Además, el hecho de que no se reconozcan las enfermedades laborales impide el acceso a bajas médicas o a incapacidades permanentes, aumentando la vulnerabilidad y el riesgo de empobrecimiento de las trabajadoras, según denuncia el informe Cuidar con derechos, vivir con dignidad del Servicio Jesuita a Migrantes. La prevención de riesgos laborales es una de las grandes preocupaciones del sector. La reciente normativa que obliga a las familias empleadoras a autoevaluar los riesgos en el hogar deja la responsabilidad en manos de personas sin formación técnica suficiente, lo que puede provocar que la evaluación sea ineficaz y no garantice las condiciones mínimas de seguridad. Este informe también señala las contradicciones del sistema: muchas familias empleadoras quieren cumplir la ley y ofrecer condiciones dignas, pero carecen de información actualizada sobre la normativa laboral y de extranjería, de recursos económicos suficientes o del apoyo público necesario para sostener los cuidados.
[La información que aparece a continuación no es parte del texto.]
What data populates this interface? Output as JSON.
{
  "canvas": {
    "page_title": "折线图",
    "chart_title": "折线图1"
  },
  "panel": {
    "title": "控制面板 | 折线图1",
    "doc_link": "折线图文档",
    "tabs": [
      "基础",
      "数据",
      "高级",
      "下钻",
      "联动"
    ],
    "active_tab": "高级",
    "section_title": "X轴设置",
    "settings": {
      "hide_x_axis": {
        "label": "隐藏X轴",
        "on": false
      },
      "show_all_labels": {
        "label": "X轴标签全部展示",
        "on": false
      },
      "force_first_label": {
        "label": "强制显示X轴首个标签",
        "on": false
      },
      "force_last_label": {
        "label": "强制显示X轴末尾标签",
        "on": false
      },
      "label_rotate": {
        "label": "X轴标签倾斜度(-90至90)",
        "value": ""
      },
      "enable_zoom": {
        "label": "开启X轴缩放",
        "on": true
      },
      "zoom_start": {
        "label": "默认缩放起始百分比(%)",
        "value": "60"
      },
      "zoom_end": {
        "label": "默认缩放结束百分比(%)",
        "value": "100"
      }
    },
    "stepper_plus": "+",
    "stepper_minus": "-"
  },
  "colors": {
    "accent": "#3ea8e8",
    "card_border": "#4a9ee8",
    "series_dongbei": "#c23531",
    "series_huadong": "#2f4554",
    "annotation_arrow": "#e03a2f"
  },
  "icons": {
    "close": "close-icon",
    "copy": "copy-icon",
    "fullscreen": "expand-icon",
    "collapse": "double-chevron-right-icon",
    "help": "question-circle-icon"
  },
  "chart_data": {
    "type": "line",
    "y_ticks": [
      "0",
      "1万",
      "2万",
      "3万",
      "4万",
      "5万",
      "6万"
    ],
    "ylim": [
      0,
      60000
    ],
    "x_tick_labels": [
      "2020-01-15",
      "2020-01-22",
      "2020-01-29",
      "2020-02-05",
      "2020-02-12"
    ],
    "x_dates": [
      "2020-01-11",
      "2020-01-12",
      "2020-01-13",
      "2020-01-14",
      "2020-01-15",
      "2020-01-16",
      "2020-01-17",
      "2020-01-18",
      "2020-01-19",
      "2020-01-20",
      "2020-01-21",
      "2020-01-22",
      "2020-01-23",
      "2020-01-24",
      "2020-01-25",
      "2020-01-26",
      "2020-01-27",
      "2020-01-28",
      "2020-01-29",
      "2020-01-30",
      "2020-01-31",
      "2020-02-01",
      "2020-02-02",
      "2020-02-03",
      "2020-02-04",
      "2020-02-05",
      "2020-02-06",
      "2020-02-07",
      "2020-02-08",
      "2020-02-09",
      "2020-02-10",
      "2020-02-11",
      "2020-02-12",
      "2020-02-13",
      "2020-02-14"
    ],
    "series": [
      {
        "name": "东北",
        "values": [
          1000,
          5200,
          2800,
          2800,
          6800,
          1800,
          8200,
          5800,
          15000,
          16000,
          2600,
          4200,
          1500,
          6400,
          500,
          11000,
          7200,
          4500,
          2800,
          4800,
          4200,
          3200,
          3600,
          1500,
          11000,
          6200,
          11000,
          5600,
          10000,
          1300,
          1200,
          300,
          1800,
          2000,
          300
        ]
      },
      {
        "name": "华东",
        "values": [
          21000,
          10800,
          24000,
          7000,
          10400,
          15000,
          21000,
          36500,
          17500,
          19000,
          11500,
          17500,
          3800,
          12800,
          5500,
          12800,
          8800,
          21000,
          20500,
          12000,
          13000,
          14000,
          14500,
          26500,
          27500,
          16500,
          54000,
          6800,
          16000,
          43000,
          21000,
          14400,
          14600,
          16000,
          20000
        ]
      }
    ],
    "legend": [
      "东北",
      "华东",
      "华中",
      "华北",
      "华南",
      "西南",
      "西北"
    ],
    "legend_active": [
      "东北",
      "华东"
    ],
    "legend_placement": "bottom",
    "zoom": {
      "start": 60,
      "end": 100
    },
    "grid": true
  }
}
Por otro lado, las relaciones laborales dentro del hogar suelen moverse en una zona ambigua, donde los límites afectivos y profesionales se diluyen. Esa cercanía puede generar vínculos de confianza, pero también contextos de manipulación o incumplimiento de derechos, alejándose de las condiciones formales que marca la ley. Por ello, es urgente reconocer el trabajo doméstico y de cuidados como una competencia laboral más.
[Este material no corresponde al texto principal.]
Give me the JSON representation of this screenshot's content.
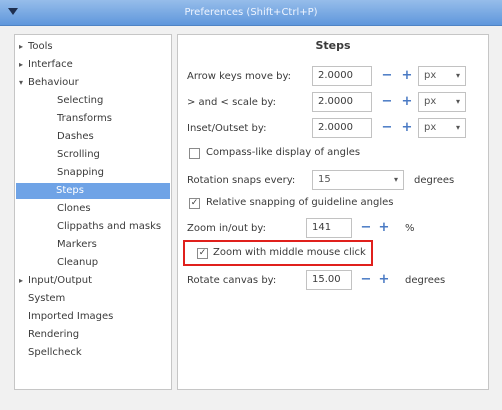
{
  "window": {
    "title": "Preferences (Shift+Ctrl+P)"
  },
  "sidebar": {
    "items": [
      {
        "label": "Tools",
        "arrow": "▸"
      },
      {
        "label": "Interface",
        "arrow": "▸"
      },
      {
        "label": "Behaviour",
        "arrow": "▾"
      },
      {
        "label": "Selecting"
      },
      {
        "label": "Transforms"
      },
      {
        "label": "Dashes"
      },
      {
        "label": "Scrolling"
      },
      {
        "label": "Snapping"
      },
      {
        "label": "Steps",
        "selected": true
      },
      {
        "label": "Clones"
      },
      {
        "label": "Clippaths and masks"
      },
      {
        "label": "Markers"
      },
      {
        "label": "Cleanup"
      },
      {
        "label": "Input/Output",
        "arrow": "▸"
      },
      {
        "label": "System"
      },
      {
        "label": "Imported Images"
      },
      {
        "label": "Rendering"
      },
      {
        "label": "Spellcheck"
      }
    ]
  },
  "steps": {
    "title": "Steps",
    "arrow_keys": {
      "label": "Arrow keys move by:",
      "value": "2.0000",
      "unit": "px"
    },
    "scale_by": {
      "label": "> and < scale by:",
      "value": "2.0000",
      "unit": "px"
    },
    "inset_outset": {
      "label": "Inset/Outset by:",
      "value": "2.0000",
      "unit": "px"
    },
    "compass": {
      "label": "Compass-like display of angles",
      "checked": false
    },
    "rotation_snaps": {
      "label": "Rotation snaps every:",
      "value": "15",
      "unit": "degrees"
    },
    "relative_snapping": {
      "label": "Relative snapping of guideline angles",
      "checked": true
    },
    "zoom_in_out": {
      "label": "Zoom in/out by:",
      "value": "141",
      "unit": "%"
    },
    "zoom_middle_click": {
      "label": "Zoom with middle mouse click",
      "checked": true
    },
    "rotate_canvas": {
      "label": "Rotate canvas by:",
      "value": "15.00",
      "unit": "degrees"
    }
  },
  "controls": {
    "minus": "−",
    "plus": "+",
    "check": "✓",
    "caret": "▾"
  }
}
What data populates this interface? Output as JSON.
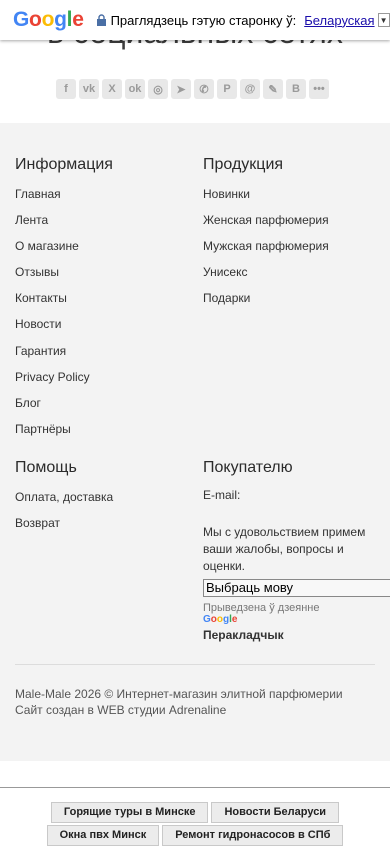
{
  "translate_bar": {
    "logo": "Google",
    "prompt": "Праглядзець гэтую старонку ў:",
    "language": "Беларуская"
  },
  "page": {
    "heading_peek": "в социальных сетях"
  },
  "share_icons": [
    "facebook-icon",
    "vk-icon",
    "x-icon",
    "odnoklassniki-icon",
    "whatsapp-icon",
    "telegram-icon",
    "viber-icon",
    "pinterest-icon",
    "email-icon",
    "livejournal-icon",
    "blogger-icon",
    "more-icon"
  ],
  "footer": {
    "info": {
      "title": "Информация",
      "items": [
        "Главная",
        "Лента",
        "О магазине",
        "Отзывы",
        "Контакты",
        "Новости",
        "Гарантия",
        "Privacy Policy",
        "Блог",
        "Партнёры"
      ]
    },
    "products": {
      "title": "Продукция",
      "items": [
        "Новинки",
        "Женская парфюмерия",
        "Мужская парфюмерия",
        "Унисекс",
        "Подарки"
      ]
    },
    "help": {
      "title": "Помощь",
      "items": [
        "Оплата, доставка",
        "Возврат"
      ]
    },
    "buyer": {
      "title": "Покупателю",
      "email_label": "E-mail:",
      "note": "Мы с удовольствием примем ваши жалобы, вопросы и оценки.",
      "language_select": "Выбраць мову",
      "powered_by": "Прыведзена ў дзеянне",
      "powered_logo": "Google",
      "translator": "Перакладчык"
    },
    "copyright_line1": "Male-Male 2026 © Интернет-магазин элитной парфюмерии",
    "copyright_line2": "Сайт создан в WEB студии Adrenaline"
  },
  "bottom_links": {
    "row1": [
      "Горящие туры в Минске",
      "Новости Беларуси"
    ],
    "row2": [
      "Окна пвх Минск",
      "Ремонт гидронасосов в СПб"
    ]
  }
}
Mientras tanto, las trabajadoras internas —aquellas que viven en el mismo hogar donde trabajan— son las más expuestas. Sus jornadas pueden superar las 60 horas semanales, sin descanso real ni separación entre su vida personal y laboral.
Estas mujeres sostienen un sistema que no las reconoce. Sin su trabajo, el cuidado de miles de personas mayores y dependientes colapsaría. Por eso, cuando hablamos de cuidados, no solo hablamos de dependencia, conciliación o envejecimiento: hablamos también de migración, desigualdad y derechos fundamentales.
La aprobación de la iniciativa legislativa popular (ILP) para la regularización del más de medio millón de personas que viven y trabajan en España antes de que termine el año es una medida urgente que el Gobierno puede tomar para garantizar que las trabajadoras de hogar y cuidados, así como todas las personas que sostienen con sus trabajos el estado del bienestar, tengan la protección legal y el acceso a derechos básicos y condiciones laborales dignas que todas merecemos. Una regularización administrativa que no solo haría justicia, sino que garantiza los cuidados del futuro reconociendo a quienes ya nos cuidan hoy.